January Jones - Betty Draper Was Not in Original 'Mad Men' Pilot!

January Jones - Betty Draper Was Not in Original 'Mad Men' Pilot! In a revelation sure to enrage "Mad Men" fans who mysteriously feel that the show's only flaw is her presence, January Jones has revealed that when she first auditioned for the series, Betty Draper wasn't even in it. In fact, though Don was still married, we'd simply have never seen him at home.

In an interview with "W" magazine, Jones spoke about how it came down to her and Elizabeth Moss for the role of Peggy Olsen. Though Matthew Weiner ultimately went with Moss, he obviously saw something in Jones.

"There was no Betty in the pilot when I auditioned. Matthew Weiner, the creator of the show, had no intention of showing Don Draper's home life. I read for Peggy two times - it was between me and Elizabeth Moss, who eventually got the part. At the end of the scene, there was a casual mention that Don was married. Matt went home that night and wrote two scenes that featured Betty. I auditioned a couple of days later, and he made me a verbal promise that the character would grow. I took the part on faith - there was no script or fleshed-out character or Betty plotline."

Fans will recall that the pilot didn't even reveal that Don had a home life until the very end, so it's easy to see how they could have slotted that aspect in at the last second, and Jones does have a certain unique quality required for the part.

In fact, when my girlfriend, who has yet to see the show, asked if Jones was a good actress, I didn't even know what to say other than that she's perfect for the part.

I've never been onboard with the Betty Draper/Francis hate, and I cannot imagine the series without her (or, indeed, any part of Don's home life).

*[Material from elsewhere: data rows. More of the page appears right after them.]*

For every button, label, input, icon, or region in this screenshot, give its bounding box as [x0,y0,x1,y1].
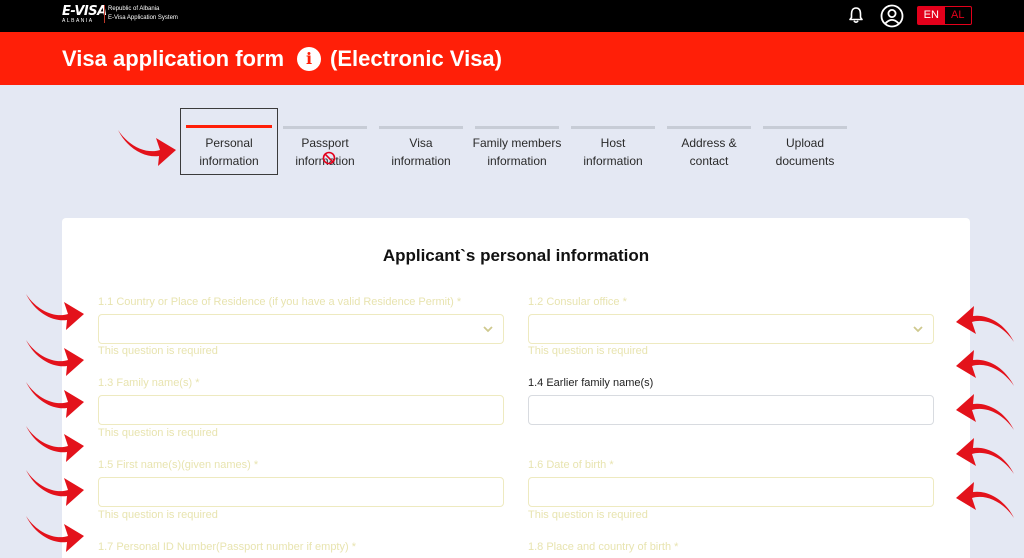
red-curved-arrow-icon [26,516,84,552]
step-progress-bar [571,126,655,129]
lang-al-button[interactable]: AL [945,7,972,24]
step-personal-information[interactable]: Personal information [187,134,271,170]
step-progress-bar [667,126,751,129]
user-circle-icon[interactable] [880,4,904,28]
red-curved-arrow-icon [956,394,1014,430]
earlier-family-name-input[interactable] [528,395,934,425]
red-curved-arrow-icon [956,350,1014,386]
red-curved-arrow-icon [26,340,84,376]
step-progress-bar [763,126,847,129]
logo-main-text: E-VISA [62,4,107,19]
family-name-input[interactable] [98,395,504,425]
place-of-birth-label: 1.8 Place and country of birth * [528,541,679,553]
family-name-error: This question is required [98,427,218,439]
top-bar: E-VISA ALBANIA Republic of Albania E-Vis… [0,0,1024,32]
red-curved-arrow-icon [956,482,1014,518]
red-curved-arrow-icon [118,130,176,166]
red-curved-arrow-icon [26,382,84,418]
date-of-birth-label: 1.6 Date of birth * [528,459,614,471]
family-name-label: 1.3 Family name(s) * [98,377,200,389]
logo-caption-line1: Republic of Albania [108,6,160,12]
step-family-members-information[interactable]: Family members information [470,134,564,170]
red-curved-arrow-icon [26,470,84,506]
first-name-label: 1.5 First name(s)(given names) * [98,459,259,471]
date-of-birth-input[interactable] [528,477,934,507]
step-visa-information[interactable]: Visa information [379,134,463,170]
personal-id-label: 1.7 Personal ID Number(Passport number i… [98,541,356,553]
info-icon[interactable]: i [297,47,321,71]
consular-office-error: This question is required [528,345,648,357]
page-subtitle: (Electronic Visa) [330,46,502,71]
red-curved-arrow-icon [26,294,84,330]
step-upload-documents[interactable]: Upload documents [763,134,847,170]
evisa-logo[interactable]: E-VISA ALBANIA [62,4,107,24]
earlier-family-name-label: 1.4 Earlier family name(s) [528,377,654,389]
red-curved-arrow-icon [956,306,1014,342]
chevron-down-icon [483,326,493,333]
step-address-contact[interactable]: Address & contact [667,134,751,170]
first-name-error: This question is required [98,509,218,521]
red-curved-arrow-icon [26,426,84,462]
logo-divider [104,5,105,23]
language-switcher: EN AL [917,6,972,25]
consular-office-select[interactable] [528,314,934,344]
form-title: Applicant`s personal information [382,246,650,265]
page-title: Visa application form [62,46,285,71]
cursor-not-allowed-icon [322,151,336,165]
lang-en-button[interactable]: EN [918,7,945,24]
red-curved-arrow-icon [956,438,1014,474]
bell-icon[interactable] [848,6,864,24]
chevron-down-icon [913,326,923,333]
residence-country-select[interactable] [98,314,504,344]
step-host-information[interactable]: Host information [571,134,655,170]
step-active-bar [186,125,272,128]
residence-country-error: This question is required [98,345,218,357]
step-progress-bar [379,126,463,129]
logo-caption-line2: E-Visa Application System [108,15,178,21]
logo-caption: Republic of Albania E-Visa Application S… [108,5,178,23]
residence-country-label: 1.1 Country or Place of Residence (if yo… [98,296,462,308]
step-progress-bar [475,126,559,129]
consular-office-label: 1.2 Consular office * [528,296,627,308]
page-header: Visa application form i (Electronic Visa… [0,32,1024,85]
first-name-input[interactable] [98,477,504,507]
date-of-birth-error: This question is required [528,509,648,521]
step-progress-bar [283,126,367,129]
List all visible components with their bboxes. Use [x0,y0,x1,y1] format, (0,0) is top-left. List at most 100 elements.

Though the feminist movement is mostly portrayed through Peggy/Joan dichotomy - one puts her career before everything else, the other relies on her feminine charms to stay ahead - Betty has played an important role in showing just how difficult the 1960s could be for women held down by the duties of a housewife.

In what we saw of their marriage, it was fascinating to watch Betty struggle with genuinely wanting what she has and denying the part of her that knows she'd do anything to get out of there. All the while, nobody on the show has made any bones about trying to make her at all likeable, a trait some have chalked up to Jones' performance, but whether intentional or not, her icy quality is key to her character.

We might not have known it, but "Mad Men" would be missing something absolutely essential if we'd never had Betty.